Project Details
Projekt Print View

Geometry optimization of large molecules with quantum Monte Carlo

Applicant Dr. Jonas Feldt
Subject Area Theoretical Chemistry: Electronic Structure, Dynamics, Simulation
Term from 2018 to 2021
Project identifier Deutsche Forschungsgemeinschaft (DFG) - Project number 414171116
 
Final Report Year 2022

Final Report Abstract

We developed methods for Quantum Monte Carlo (QMC) simulations by (1) reducing the bias for the computation of excited states and their properties and improving the efficiency of QMC calculations by reducing (2) the scaling with the atomic number Z and (3) the scaling with the number of particles N. (1) The choice of the wave function affects the accuracy of the final results, however, constructing wave functions for multiple electronic states can be biased because they are described with varying accuracy. We developed an automatic approach which constructs compact wave functions while monitoring and matching at the same time the accuracy of each electronic state in order to obtain a balanced description. (2) The core electrons lead to a double penalty for the computational cost of QMC simulations.

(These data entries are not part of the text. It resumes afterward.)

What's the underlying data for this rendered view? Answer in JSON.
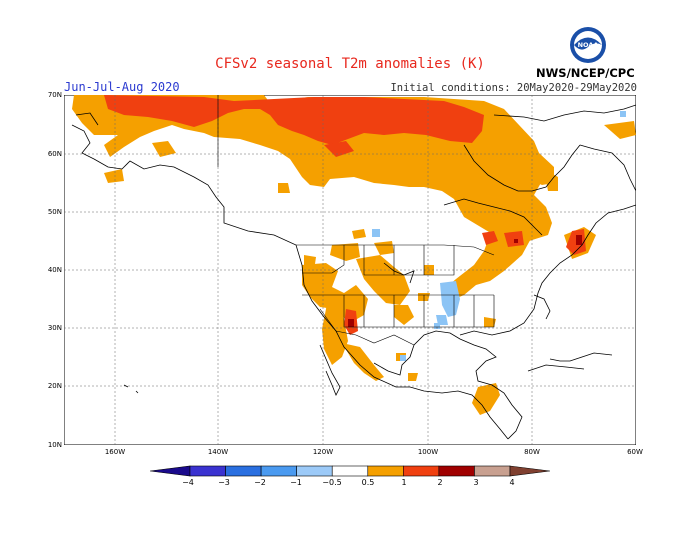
{
  "header": {
    "title": "CFSv2 seasonal T2m anomalies (K)",
    "period": "Jun-Jul-Aug 2020",
    "init": "Initial conditions: 20May2020-29May2020",
    "agency": "NWS/NCEP/CPC",
    "logo_text": "NOAA"
  },
  "axes": {
    "lat_labels": [
      "70N",
      "60N",
      "50N",
      "40N",
      "30N",
      "20N",
      "10N"
    ],
    "lon_labels": [
      "160W",
      "140W",
      "120W",
      "100W",
      "80W",
      "60W"
    ]
  },
  "colorbar": {
    "ticks": [
      "−4",
      "−3",
      "−2",
      "−1",
      "−0.5",
      "0.5",
      "1",
      "2",
      "3",
      "4"
    ],
    "colors": [
      "#1a0a8c",
      "#3a32d0",
      "#2a6fe0",
      "#4a9af0",
      "#9ccaf8",
      "#ffffff",
      "#f5a000",
      "#f04010",
      "#a00000",
      "#c8a090",
      "#804030"
    ]
  },
  "colors": {
    "anomaly_0_5_1": "#f5a000",
    "anomaly_1_2": "#f04010",
    "anomaly_2_3": "#a00000",
    "anomaly_neg": "#8cc4f5",
    "title": "#e8281e",
    "period": "#2b3ad0"
  }
}
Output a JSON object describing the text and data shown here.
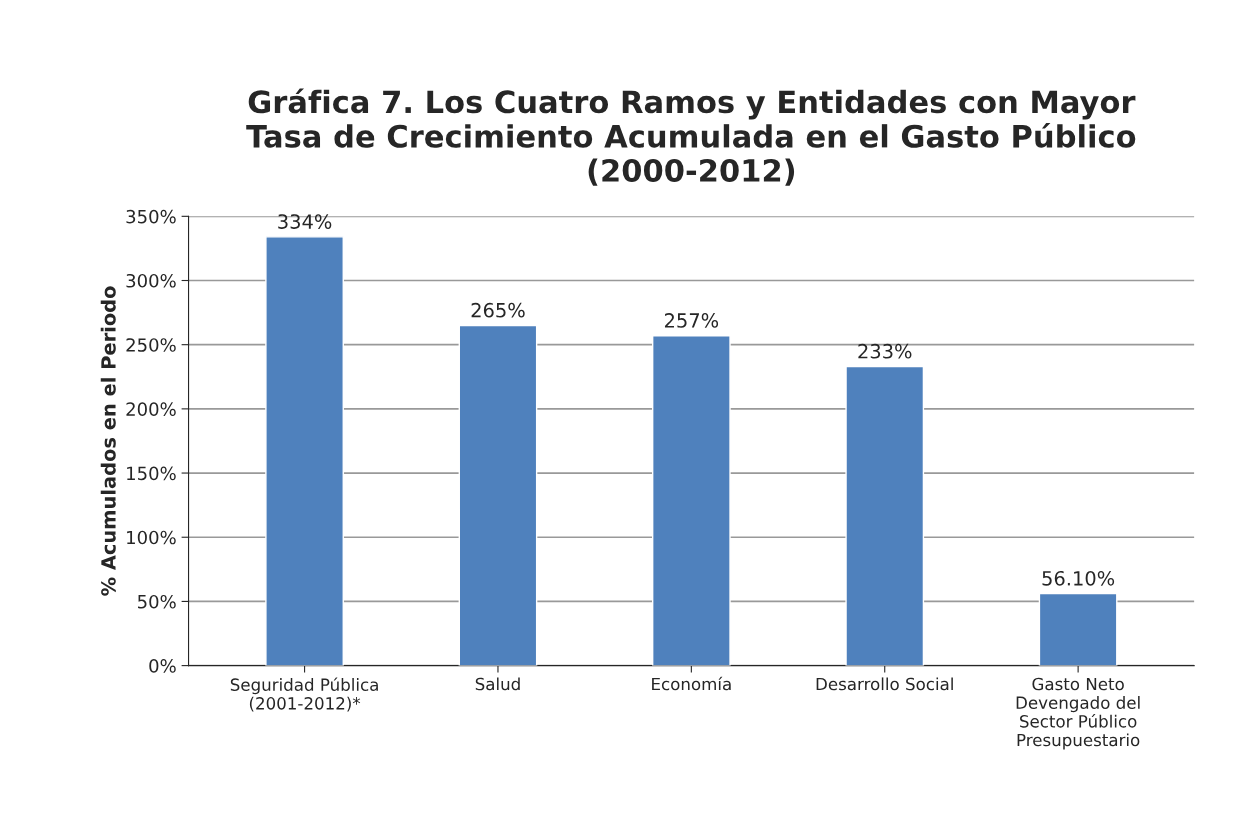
{
  "chart_data": {
    "type": "bar",
    "title": "Gráfica 7. Los Cuatro Ramos y Entidades con Mayor\nTasa de Crecimiento Acumulada en el Gasto Público\n(2000-2012)",
    "ylabel": "% Acumulados en el Periodo",
    "categories": [
      "Seguridad Pública\n(2001-2012)*",
      "Salud",
      "Economía",
      "Desarrollo Social",
      "Gasto Neto\nDevengado del\nSector Público\nPresupuestario"
    ],
    "values": [
      334,
      265,
      257,
      233,
      56.1
    ],
    "value_labels": [
      "334%",
      "265%",
      "257%",
      "233%",
      "56.10%"
    ],
    "color": "#4f81bd",
    "ylim": [
      0,
      350
    ],
    "yticks": [
      {
        "value": 0,
        "label": "0%"
      },
      {
        "value": 50,
        "label": "50%"
      },
      {
        "value": 100,
        "label": "100%"
      },
      {
        "value": 150,
        "label": "150%"
      },
      {
        "value": 200,
        "label": "200%"
      },
      {
        "value": 250,
        "label": "250%"
      },
      {
        "value": 300,
        "label": "300%"
      },
      {
        "value": 350,
        "label": "350%"
      }
    ],
    "grid": "y",
    "legend": false
  }
}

They require very small time steps as they move in a small area close to the nuclei and they contribute to most of the variance. This leads to a very unfavourable scaling with the atomic number Z and, therefore, empirical effective core potentials are widely used. They are computationally cheap but the associated error cannot be easily judged. We developed an improved estimator which almost completely removes the numerical cost of the core electrons by exploiting that core regions located at different atoms are physically independent. This approach allows us to adjust the simulation optimally to the different scales which are encountered and sample the core electrons with many small steps and the valence electrons with few large ones. This approach reduces the scaling with Z. (3) We were able to generalize the core subsampling approach to a framework for Monte Carlo simulations by partitioning the system into fragments and subsampling each fragment. For extensive observables this reduces the numerical scaling with the number of particles N by O(N ) to O(N^2 ). This approach is exact and does not introduce any approximations. We demonstrated that this approach is even useful for metallic systems far from the separability limit. Additionally, the framework provides a useful tool for analysing the correlation between fragments.